The escalation came with the Grid airdrop on Friday. When speculators pressed the claim, two things happened: They were airdropped 8,007,320,330 GREED, and their Twitter account automatically tweeted an embarrassing warning to others.
Voshy’s Twitter API network discovered some unruly accounts, including that of Slope Finance, the mobile wallet service Solana whose social media went silent last August after leaking critical user data to hackers. Whoever runs this Twitter account has apparently used it to try to claim greed. The result: they posted Fushi’s message (and later deleted it).
Fauci plans to continue tweeting warnings about greed from the accounts of people who let him do so. (It also posts information on how to revoke permissions, and encourages people to do so.)
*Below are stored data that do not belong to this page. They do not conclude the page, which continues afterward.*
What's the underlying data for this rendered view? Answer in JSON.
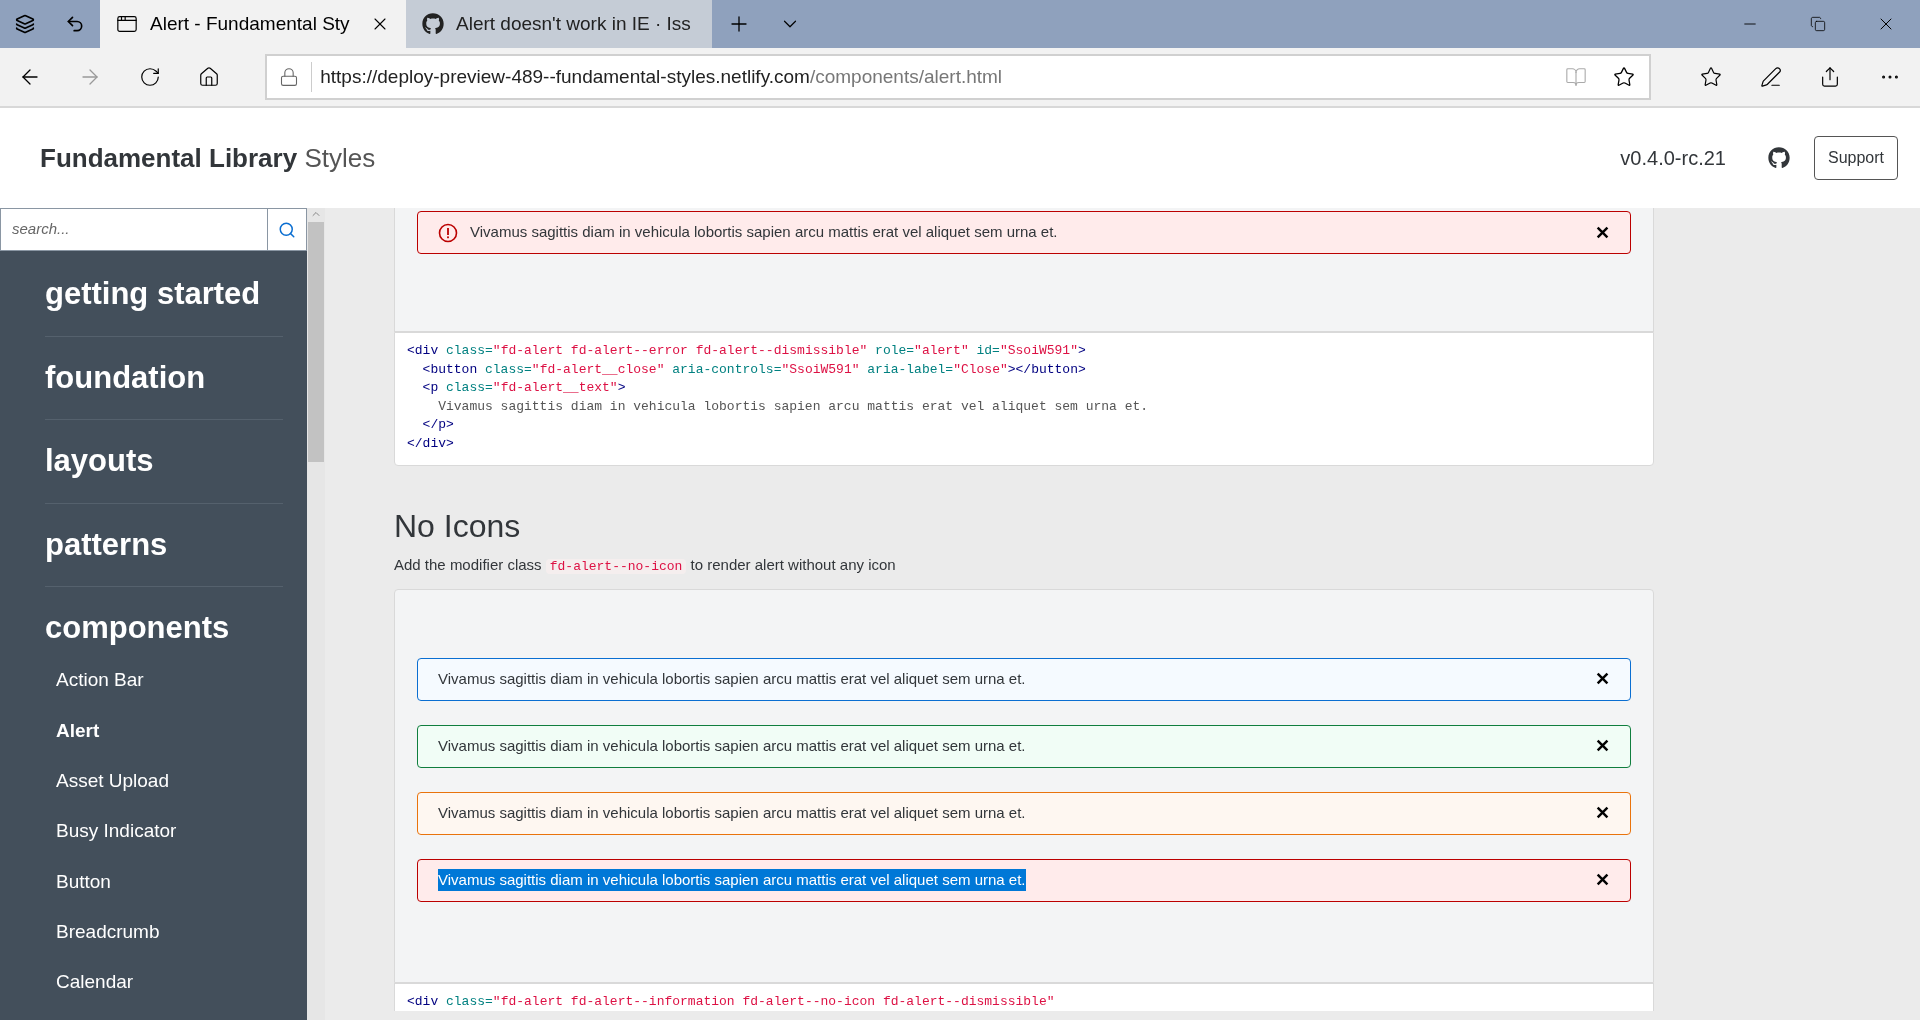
{
  "browser": {
    "tabs": [
      {
        "title": "Alert - Fundamental Sty",
        "selected": true
      },
      {
        "title": "Alert doesn't work in IE · Iss",
        "selected": false
      }
    ],
    "url_host": "https://deploy-preview-489--fundamental-styles.netlify.com",
    "url_path": "/components/alert.html"
  },
  "header": {
    "brand": "Fundamental Library",
    "brand_suffix": "Styles",
    "version": "v0.4.0-rc.21",
    "support_button": "Support"
  },
  "sidebar": {
    "search": {
      "placeholder": "search..."
    },
    "sections": [
      {
        "label": "getting started"
      },
      {
        "label": "foundation"
      },
      {
        "label": "layouts"
      },
      {
        "label": "patterns"
      },
      {
        "label": "components",
        "items": [
          {
            "label": "Action Bar",
            "selected": false
          },
          {
            "label": "Alert",
            "selected": true
          },
          {
            "label": "Asset Upload",
            "selected": false
          },
          {
            "label": "Busy Indicator",
            "selected": false
          },
          {
            "label": "Button",
            "selected": false
          },
          {
            "label": "Breadcrumb",
            "selected": false
          },
          {
            "label": "Calendar",
            "selected": false
          }
        ]
      }
    ]
  },
  "top_example": {
    "alerts": [
      {
        "kind": "error",
        "icon": true,
        "text": "Vivamus sagittis diam in vehicula lobortis sapien arcu mattis erat vel aliquet sem urna et.",
        "close": "✕",
        "highlighted": false
      }
    ],
    "code": [
      [
        {
          "kind": "tag",
          "text": "<div"
        },
        {
          "kind": "attr",
          "text": " class="
        },
        {
          "kind": "value",
          "text": "\"fd-alert fd-alert--error fd-alert--dismissible\""
        },
        {
          "kind": "attr",
          "text": " role="
        },
        {
          "kind": "value",
          "text": "\"alert\""
        },
        {
          "kind": "attr",
          "text": " id="
        },
        {
          "kind": "value",
          "text": "\"SsoiW591\""
        },
        {
          "kind": "tag",
          "text": ">"
        }
      ],
      [
        {
          "kind": "tag",
          "text": "  <button"
        },
        {
          "kind": "attr",
          "text": " class="
        },
        {
          "kind": "value",
          "text": "\"fd-alert__close\""
        },
        {
          "kind": "attr",
          "text": " aria-controls="
        },
        {
          "kind": "value",
          "text": "\"SsoiW591\""
        },
        {
          "kind": "attr",
          "text": " aria-label="
        },
        {
          "kind": "value",
          "text": "\"Close\""
        },
        {
          "kind": "tag",
          "text": "></button>"
        }
      ],
      [
        {
          "kind": "tag",
          "text": "  <p"
        },
        {
          "kind": "attr",
          "text": " class="
        },
        {
          "kind": "value",
          "text": "\"fd-alert__text\""
        },
        {
          "kind": "tag",
          "text": ">"
        }
      ],
      [
        {
          "kind": "text",
          "text": "    Vivamus sagittis diam in vehicula lobortis sapien arcu mattis erat vel aliquet sem urna et."
        }
      ],
      [
        {
          "kind": "tag",
          "text": "  </p>"
        }
      ],
      [
        {
          "kind": "tag",
          "text": "</div>"
        }
      ]
    ]
  },
  "no_icons": {
    "heading": "No Icons",
    "description_before": "Add the modifier class",
    "description_code": "fd-alert--no-icon",
    "description_after": "to render alert without any icon",
    "alerts": [
      {
        "kind": "information",
        "icon": false,
        "text": "Vivamus sagittis diam in vehicula lobortis sapien arcu mattis erat vel aliquet sem urna et.",
        "close": "✕",
        "highlighted": false
      },
      {
        "kind": "success",
        "icon": false,
        "text": "Vivamus sagittis diam in vehicula lobortis sapien arcu mattis erat vel aliquet sem urna et.",
        "close": "✕",
        "highlighted": false
      },
      {
        "kind": "warning",
        "icon": false,
        "text": "Vivamus sagittis diam in vehicula lobortis sapien arcu mattis erat vel aliquet sem urna et.",
        "close": "✕",
        "highlighted": false
      },
      {
        "kind": "error",
        "icon": false,
        "text": "Vivamus sagittis diam in vehicula lobortis sapien arcu mattis erat vel aliquet sem urna et.",
        "close": "✕",
        "highlighted": true
      }
    ],
    "code": [
      [
        {
          "kind": "tag",
          "text": "<div"
        },
        {
          "kind": "attr",
          "text": " class="
        },
        {
          "kind": "value",
          "text": "\"fd-alert fd-alert--information fd-alert--no-icon fd-alert--dismissible\""
        }
      ]
    ]
  }
}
“I always feel that if I get a chance to teach them something, maybe at least a few will benefit from it and I think it’s worth it. And people would tell me I would get a lot of hate for this, and that people would never forgive me. So far so good. Everyone loves it* * the king “.
Whoever is human, that is. While the cost of Voshy’s “social experiment” is negligible to regular users, the bots that tried to game the system lost more, contributing to the 120 SOL that would be lost forever because of it.
“So GREED actually has more utility as a symbol than most,” Voshy said.